New Horizons in Pharmaceutical Managed-Care Marketing

Oct 01, 2004

The marketing challenge for every business is to sell products against a backdrop of competitive forces, technological developments, and established industry rules. While change is a constant, the natural tendency within each of these zones is to operate in some kind of normalcy, and for the relationships among them to interact in equilibrium. There are times, of course, when profound change occurs. These might be called "tipping points," where the weightof something new overwhelms the established logic. The emergence of Microsoft vis-à is IBM illustrates a tipping point in the zone of competitive forces. The same could be said for the internet in the zone of technological developments and for managed care in the zone of established healthcare industry rules. These developments were transformative. While there are always notable exceptions, IBM and Xerox for example, transformative developments are generally recognized by top management—sometimes a little earlier, sometimes a little later—and their marketing implications eventually absorbed. This article does not address transformative developments.

Using a baseball analogy, if transformations are scored as "home run developments," lesser change can be equated with "singles," "doubles," and "triples." The proposition set forth in this article is that there are at least three changes under way in the pharmaceutical marketplace—call them doubles and triples—that are significant enough to represent new marketing horizons for manufacturers. These new horizons include increasing out-of-pocket costs, evidenced-based commodification, and Medicare prescription coverage.
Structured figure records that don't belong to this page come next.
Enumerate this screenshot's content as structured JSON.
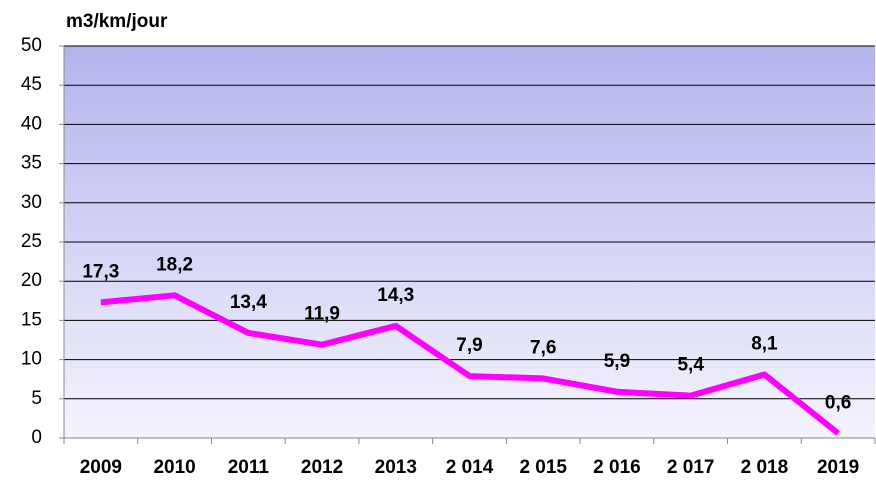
{
  "chart_data": {
    "type": "line",
    "y_axis_label": "m3/km/jour",
    "categories": [
      "2009",
      "2010",
      "2011",
      "2012",
      "2013",
      "2 014",
      "2 015",
      "2 016",
      "2 017",
      "2 018",
      "2019"
    ],
    "series": [
      {
        "name": "m3/km/jour",
        "color": "#ff00ff",
        "values": [
          17.3,
          18.2,
          13.4,
          11.9,
          14.3,
          7.9,
          7.6,
          5.9,
          5.4,
          8.1,
          0.6
        ],
        "value_labels": [
          "17,3",
          "18,2",
          "13,4",
          "11,9",
          "14,3",
          "7,9",
          "7,6",
          "5,9",
          "5,4",
          "8,1",
          "0,6"
        ]
      }
    ],
    "ylim": [
      0,
      50
    ],
    "yticks": [
      0,
      5,
      10,
      15,
      20,
      25,
      30,
      35,
      40,
      45,
      50
    ],
    "grid": true
  }
}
Should pharma executives neglect any one of these developments, they run the risk of causing a decline in their company's sales. Neglecting more than one compounds that risk.

Horizon One: Marketing Through Increasing Out-of-pocket Costs The old news is that cost-shifting to patients with multitier prescription benefits is well established. Generic-to-second tier copay differences as well as second-to-third tier differences of at least $10 have become the norm. Based on interviews I regularly conduct with pharmacy decision makers, over the next two years it would not be unreasonable to see generic-to-second tier and second-to-third tier copay differences at a minimum double to $20—all part of a general belief that patients need to have "skin in the game." These, it bears emphasizing, are conservative projections.

Prodded by employers, it is also likely there will be an emerging market share shift to tiered co-insurance, with consumers paying, for example, 10 percent of a generic/first tier, 20 percent of a brand/second tier, and 40 percent of a brand/third tier. Aside from reinforcing cost-sharing, the rationale for co-insurance is that it gives employers budget predictability, knowing that employees are absorbing a fixed percentage of total drug cost.

Coinciding with increased cost differences between tiers will be a dramatic increase in the number of quality generic agents on the market. Over the next two years, some of the most successful brands will be available as generics, making consumers think twice about spending extra money for marginally better brands at the second or third tier.

With this next wave of generics, five developments are likely to shape how health plan pharmacy management will try to steer member drug utilization:

  • Reduced number of second-tier agents in classes with respected generics available
  • More aggressive use of generic switch programs
  • Greater use of automated step edits and prior authorization
  • Broader reliance on mail order, pushing patients into three-month purchase cycles
  • Increased support for physician education promoting "generic value" to patients.